Problems in Canada and the UK: There is mounting evidence that centrally-controlled, government-dominated, taxpayer-financed, rule-driven health care systems are failing. We found a surprising number of articles this week about problems in paradise — aka, British and Canadian single-payer health care systems. We’ve written summaries of them in the articles round up below.
Even the godfather of the Canadian system, Claude Castonguay, now acknowledges that it is in crisis, as the Manhattan Institute’s David Gratzer reports. "We thought we could resolve the system's problems by rationing services or injecting massive amounts of new money into it," Castonguay said. But he now believes the solution is to bring private sector forces into play, with greater freedom of choice for patients.
Now if only we could get American political leaders to see the light BEFORE they go down this futile road.
The Center for Medicine in the Public Interest held a reception at the National Press Club on Monday evening to preview a new film that counters, with actual patient stories, the SiCKO fiction. And they launched a new website called BigGovHealth.org to provide easy access to articles, videos, and testimonials about the costs and consequences of centralized government control over health care.
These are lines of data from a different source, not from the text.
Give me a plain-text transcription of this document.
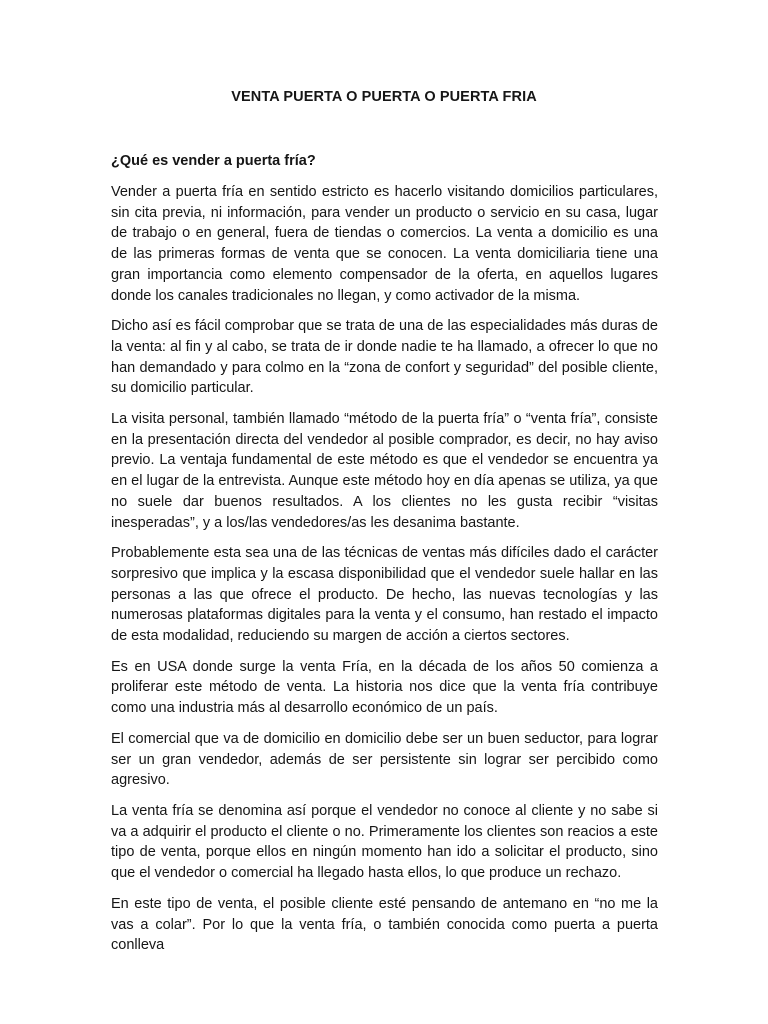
VENTA PUERTA O PUERTA O PUERTA FRIA
¿Qué es vender a puerta fría?

Vender a puerta fría en sentido estricto es hacerlo visitando domicilios particulares, sin cita previa, ni información, para vender un producto o servicio en su casa, lugar de trabajo o en general, fuera de tiendas o comercios. La venta a domicilio es una de las primeras formas de venta que se conocen. La venta domiciliaria tiene una gran importancia como elemento compensador de la oferta, en aquellos lugares donde los canales tradicionales no llegan, y como activador de la misma.

Dicho así es fácil comprobar que se trata de una de las especialidades más duras de la venta: al fin y al cabo, se trata de ir donde nadie te ha llamado, a ofrecer lo que no han demandado y para colmo en la “zona de confort y seguridad” del posible cliente, su domicilio particular.

La visita personal, también llamado “método de la puerta fría” o “venta fría”, consiste en la presentación directa del vendedor al posible comprador, es decir, no hay aviso previo. La ventaja fundamental de este método es que el vendedor se encuentra ya en el lugar de la entrevista. Aunque este método hoy en día apenas se utiliza, ya que no suele dar buenos resultados. A los clientes no les gusta recibir “visitas inesperadas”, y a los/las vendedores/as les desanima bastante.

Probablemente esta sea una de las técnicas de ventas más difíciles dado el carácter sorpresivo que implica y la escasa disponibilidad que el vendedor suele hallar en las personas a las que ofrece el producto. De hecho, las nuevas tecnologías y las numerosas plataformas digitales para la venta y el consumo, han restado el impacto de esta modalidad, reduciendo su margen de acción a ciertos sectores.

Es en USA donde surge la venta Fría, en la década de los años 50 comienza a proliferar este método de venta. La historia nos dice que la venta fría contribuye como una industria más al desarrollo económico de un país.

El comercial que va de domicilio en domicilio debe ser un buen seductor, para lograr ser un gran vendedor, además de ser persistente sin lograr ser percibido como agresivo.

La venta fría se denomina así porque el vendedor no conoce al cliente y no sabe si va a adquirir el producto el cliente o no. Primeramente los clientes son reacios a este tipo de venta, porque ellos en ningún momento han ido a solicitar el producto, sino que el vendedor o comercial ha llegado hasta ellos, lo que produce un rechazo.

En este tipo de venta, el posible cliente esté pensando de antemano en “no me la vas a colar”. Por lo que la venta fría, o también conocida como puerta a puerta conlleva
President Peter Pitts invited Canadian Shona Holmes to the reception to tell her story: She was diagnosed with a fast-growing brain tumor that was causing her to go blind; the expected survival time without treatment was less than the expected waiting time to begin treatment in Canada. So she decided to go to the Mayo Clinic for care. It was successful, and she credits Mayo with saving her vision and her life.
Her husband is working a second job to pay the bills — as well as the taxes to pay for the Canadian universal health care system. But she is alive three years after the surgery. “Please don’t do to your health care system what we have done to ours,” she pleaded. “Otherwise, where would we go?”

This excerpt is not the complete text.